In the book, Marr discussed how information is extracted from visual signals. Starting with seeing the image, followed by a primal sketch, 2.5 D sketch, and eventually 3D model representation. If compared to how CNN recognized an image, the pixels values are processed through layers of neurons, the lower layers of which extracts the low level features, and the complexities of the extracted feature increases as the layers extends. Eventually, the information describing the image scene is extracted.
david marr.jpeg
Another parallel is the the chapter of Purpose of Vision, where Marr compared the vision system of different species.
Many types of jumping spider user vision to tell the difference between a potential meal and a potential mate. One type, for example, has a curious retina formed of two diagonal strips arranged in a V. If it detects a red V on the back of an object lying in front of it, the spider has found a mate. Other wise, maybe a meal. The frog, as we have seen, detects bugs with its retina; and the rabbit retina is full of special gadgets, including what is apparently a hawk detector, since it responds well to the pattern made by a preying hawk hovering overhead.
This paragraph made me think of the Theory of Evolution that the animal species's vision system is trained by nature over the evolution history.
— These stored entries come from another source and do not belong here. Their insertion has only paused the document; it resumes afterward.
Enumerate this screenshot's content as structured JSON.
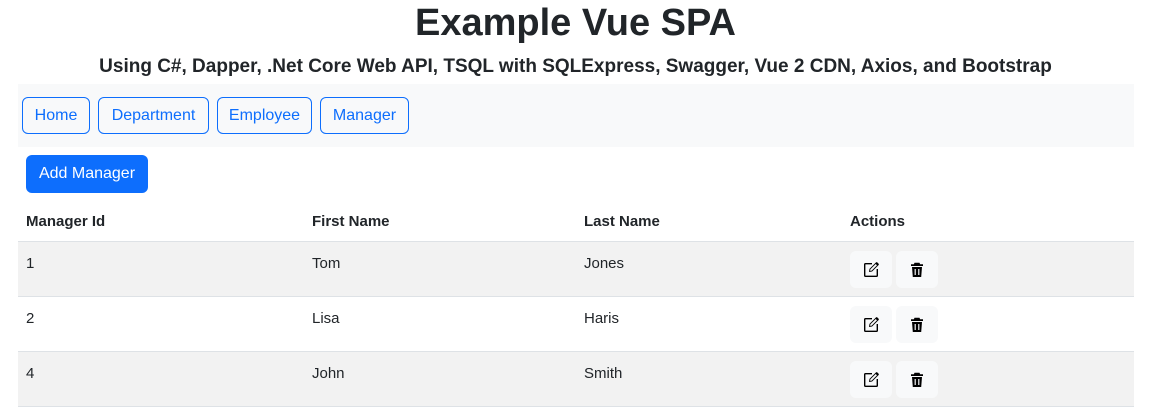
{
  "header": {
    "title": "Example Vue SPA",
    "subtitle": "Using C#, Dapper, .Net Core Web API, TSQL with SQLExpress, Swagger, Vue 2 CDN, Axios, and Bootstrap"
  },
  "nav": {
    "items": [
      {
        "label": "Home"
      },
      {
        "label": "Department"
      },
      {
        "label": "Employee"
      },
      {
        "label": "Manager"
      }
    ]
  },
  "toolbar": {
    "add_label": "Add Manager"
  },
  "table": {
    "columns": [
      "Manager Id",
      "First Name",
      "Last Name",
      "Actions"
    ],
    "rows": [
      {
        "id": "1",
        "first_name": "Tom",
        "last_name": "Jones"
      },
      {
        "id": "2",
        "first_name": "Lisa",
        "last_name": "Haris"
      },
      {
        "id": "4",
        "first_name": "John",
        "last_name": "Smith"
      }
    ],
    "row_actions": [
      "edit-icon",
      "trash-icon"
    ]
  },
  "colors": {
    "primary": "#0d6efd",
    "text": "#212529",
    "navbar_bg": "#f8f9fa",
    "stripe": "#f2f2f2"
  }
}
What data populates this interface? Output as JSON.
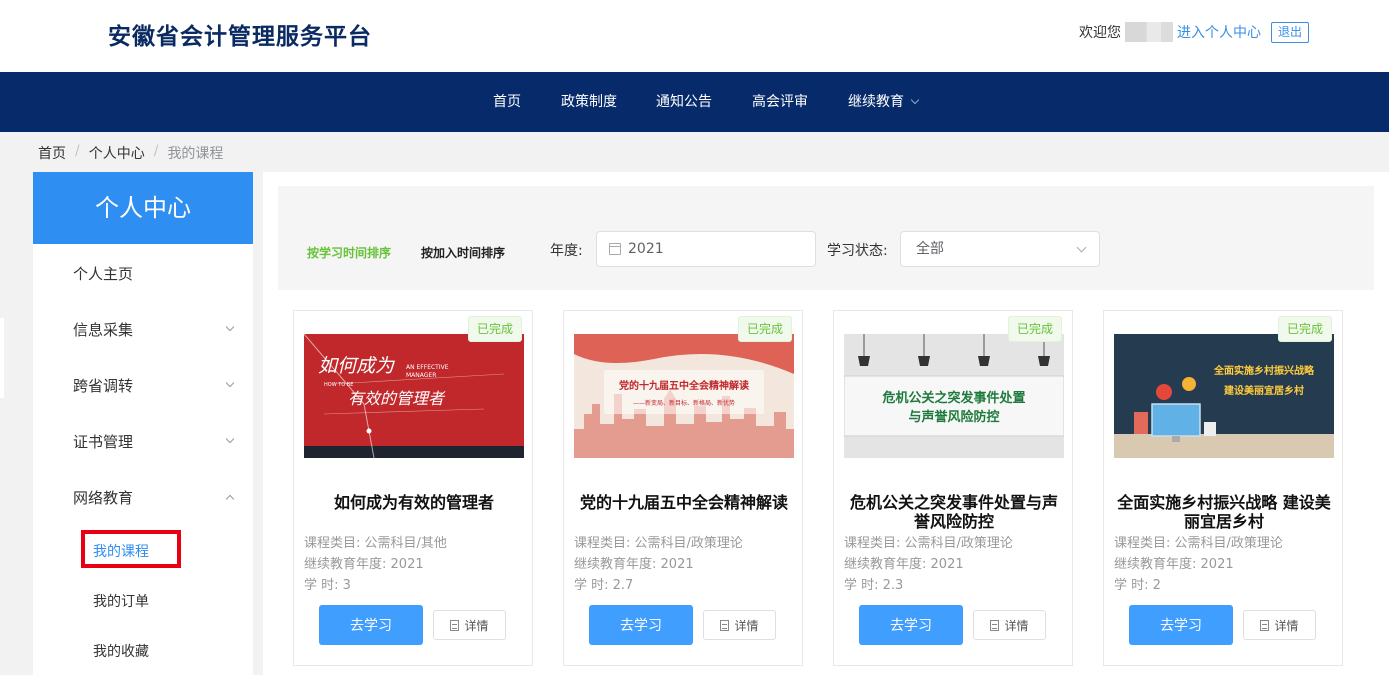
{
  "header": {
    "site_title": "安徽省会计管理服务平台",
    "welcome": "欢迎您",
    "user_center_link": "进入个人中心",
    "logout": "退出"
  },
  "nav": {
    "items": [
      "首页",
      "政策制度",
      "通知公告",
      "高会评审",
      "继续教育"
    ]
  },
  "breadcrumb": {
    "items": [
      "首页",
      "个人中心",
      "我的课程"
    ]
  },
  "sidebar": {
    "title": "个人中心",
    "items": [
      "个人主页",
      "信息采集",
      "跨省调转",
      "证书管理",
      "网络教育"
    ],
    "sub_items": [
      "我的课程",
      "我的订单",
      "我的收藏"
    ]
  },
  "filter": {
    "sort_by_study_time": "按学习时间排序",
    "sort_by_join_time": "按加入时间排序",
    "year_label": "年度:",
    "year_value": "2021",
    "status_label": "学习状态:",
    "status_value": "全部"
  },
  "course_labels": {
    "category": "课程类目:",
    "year": "继续教育年度:",
    "hours": "学 时:",
    "study_button": "去学习",
    "detail_button": "详情"
  },
  "courses": [
    {
      "status": "已完成",
      "title": "如何成为有效的管理者",
      "category": "公需科目/其他",
      "year": "2021",
      "hours": "3",
      "thumb": {
        "text1": "如何成为",
        "text2": "有效的管理者",
        "en1": "AN EFFECTIVE",
        "en2": "MANAGER",
        "en3": "HOW TO BE"
      }
    },
    {
      "status": "已完成",
      "title": "党的十九届五中全会精神解读",
      "category": "公需科目/政策理论",
      "year": "2021",
      "hours": "2.7",
      "thumb": {
        "text1": "党的十九届五中全会精神解读",
        "text2": "——新变局、新目标、新格局、新优势"
      }
    },
    {
      "status": "已完成",
      "title": "危机公关之突发事件处置与声誉风险防控",
      "category": "公需科目/政策理论",
      "year": "2021",
      "hours": "2.3",
      "thumb": {
        "text1": "危机公关之突发事件处置",
        "text2": "与声誉风险防控"
      }
    },
    {
      "status": "已完成",
      "title": "全面实施乡村振兴战略 建设美丽宜居乡村",
      "category": "公需科目/政策理论",
      "year": "2021",
      "hours": "2",
      "thumb": {
        "text1": "全面实施乡村振兴战略",
        "text2": "建设美丽宜居乡村"
      }
    }
  ],
  "colors": {
    "nav_bg": "#062a6a",
    "accent": "#2e8ef2",
    "button": "#409eff",
    "complete_green": "#67c23a",
    "highlight_red": "#e60012"
  }
}
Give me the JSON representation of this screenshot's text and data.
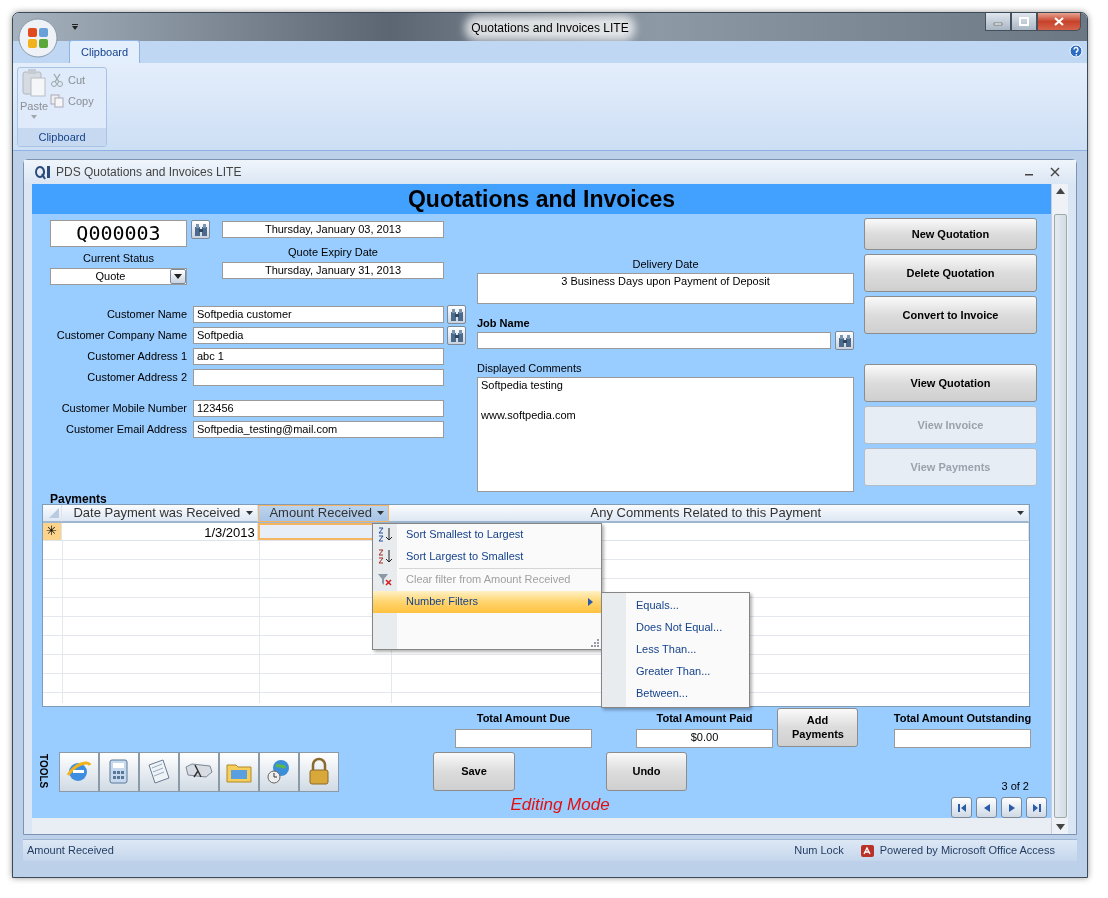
{
  "window": {
    "title": "Quotations and Invoices LITE"
  },
  "ribbon": {
    "tabs": [
      {
        "label": "Clipboard",
        "selected": true
      }
    ],
    "groups": [
      {
        "label": "Clipboard",
        "commands": [
          {
            "label": "Paste",
            "kind": "large",
            "disabled": true
          },
          {
            "label": "Cut",
            "kind": "small",
            "disabled": true
          },
          {
            "label": "Copy",
            "kind": "small",
            "disabled": true
          }
        ]
      }
    ]
  },
  "form_window": {
    "title": "PDS Quotations and Invoices LITE"
  },
  "form": {
    "heading": "Quotations and Invoices",
    "quote_number": "Q000003",
    "quote_date": "Thursday, January 03, 2013",
    "current_status": {
      "label": "Current Status",
      "value": "Quote"
    },
    "quote_expiry": {
      "label": "Quote Expiry Date",
      "value": "Thursday, January 31, 2013"
    },
    "customer_field_groups": [
      [
        {
          "label": "Customer Name",
          "value": "Softpedia customer",
          "lookup": true
        },
        {
          "label": "Customer Company Name",
          "value": "Softpedia",
          "lookup": true
        },
        {
          "label": "Customer Address 1",
          "value": "abc 1",
          "lookup": false
        },
        {
          "label": "Customer Address 2",
          "lookup": false
        }
      ],
      [
        {
          "label": "Customer Mobile Number",
          "value": "123456",
          "lookup": false
        },
        {
          "label": "Customer Email Address",
          "value": "Softpedia_testing@mail.com",
          "lookup": false
        }
      ]
    ],
    "delivery_date": {
      "label": "Delivery Date",
      "value": "3 Business Days upon Payment of Deposit"
    },
    "job_name": {
      "label": "Job Name"
    },
    "comments": {
      "label": "Displayed Comments",
      "value": "Softpedia testing\n\nwww.softpedia.com"
    },
    "action_groups": [
      [
        {
          "label": "New Quotation",
          "disabled": false
        },
        {
          "label": "Delete Quotation",
          "disabled": false
        },
        {
          "label": "Convert to Invoice",
          "disabled": false
        }
      ],
      [
        {
          "label": "View Quotation",
          "disabled": false
        },
        {
          "label": "View Invoice",
          "disabled": true
        },
        {
          "label": "View Payments",
          "disabled": true
        }
      ]
    ],
    "payments": {
      "label": "Payments",
      "columns": [
        {
          "label": "Date Payment was Received",
          "selected": false
        },
        {
          "label": "Amount Received",
          "selected": true
        },
        {
          "label": "Any Comments Related to this Payment",
          "selected": false
        }
      ],
      "rows": [
        {
          "marker": "✳",
          "cells": [
            {
              "value": "1/3/2013",
              "focused": false
            },
            {
              "focused": true
            },
            {
              "focused": false
            }
          ]
        }
      ],
      "column_menu": {
        "sections": [
          [
            {
              "label": "Sort Smallest to Largest",
              "kind": "sort-asc",
              "disabled": false,
              "selected": false
            },
            {
              "label": "Sort Largest to Smallest",
              "kind": "sort-desc",
              "disabled": false,
              "selected": false
            }
          ],
          [
            {
              "label": "Clear filter from Amount Received",
              "kind": "clear-filter",
              "disabled": true,
              "selected": false
            },
            {
              "label": "Number Filters",
              "kind": "submenu",
              "disabled": false,
              "selected": true
            }
          ]
        ],
        "submenu": [
          {
            "label": "Equals..."
          },
          {
            "label": "Does Not Equal..."
          },
          {
            "label": "Less Than..."
          },
          {
            "label": "Greater Than..."
          },
          {
            "label": "Between..."
          }
        ]
      }
    },
    "totals": [
      {
        "label": "Total Amount Due"
      },
      {
        "label": "Total Amount Paid",
        "value": "$0.00"
      },
      {
        "label": "Total Amount Outstanding"
      }
    ],
    "add_payments": {
      "label": "Add Payments"
    },
    "tools": {
      "label": "TOOLS"
    },
    "save": {
      "label": "Save"
    },
    "undo": {
      "label": "Undo"
    },
    "mode": "Editing Mode",
    "record_counter": "3 of 2"
  },
  "status_bar": {
    "left": "Amount Received",
    "indicators": [
      "Num Lock"
    ],
    "powered_by": "Powered by Microsoft Office Access"
  }
}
How similar this is to neural network training! When training the neural networks, we iteratively feed examples with labels to the neural networks, and correct them if they behave wrongly. After iterations of training, many neurons, or groups of neurons, which ire similar to the "gadgets" of those animals vision system, are formed naturally to accomplish specialized recognition tasks.
The usefulness of a representation depends upon how well suited it is to the purpose for which its is used
With the help of different "gadgets", images are represented differently in different species. This concept is powerful, because we can then construct new neural networks from the perspective of representation, rather than recognition. Especially, when the network is to be used for create art, it should yield a distinct image representation from what is yield by a network trained for pure computer vision purpose. On the other hand, artists can seek to understand not only the functionality, or the initial purpose, of an existing neural network, but the representation yield by the network, and repurpose it for artistic creation. This representation is indirectly embedded in the "black box" of neuron activations, and waiting for people to discover.

yichenli
Posts: 14
Joined: Mon Apr 16, 2018 10:23 am

Re: Report 6: Vision & Machine Learning

Post by yichenli » Wed Dec 16, 2020 5:59 pm

I watched a video about autostereograms and their difference from stereograms.
https://www.youtube.com/watch?v=v8O8Em_RPNg

What I also found interesting is how the numbers of times that an object is repeated on the image can be manipulated to convey depth, and the fact that some of the early autosteregrams are hand-drafted, which means that in this example, there was only a rectangle:
Screen Shot 2020-12-16 at 5.48.27 PM.png
Afterwards, engineers came up with algorithms for generating more complicated scenes:
Screen Shot 2020-12-16 at 5.51.11 PM.png
The fact that depth can be without particular content, yet still be detected by people is really interesting, it drew me to look at other tools that convey attributes rather than the content of vision, such as this project called Seeing With Sound, a "bifocal" soundscape for the blind:
https://www.youtube.com/watch?v=CQ4RPR3ETPY
Screen Shot 2020-12-16 at 6.00.30 PM.png
The software seem to "scan" a scene from the center to the left and right and sonify brightness data instead of in layers or depth. This reminds me of fax machines, which are very different from how seeing people perceive things. It makes sense because if the scene is scanned in layers by depth, the objects' locations would be hard to encode, and the sounds would not be very informative to the user. But I am still curious about whether there is research going on that does not scan images that way.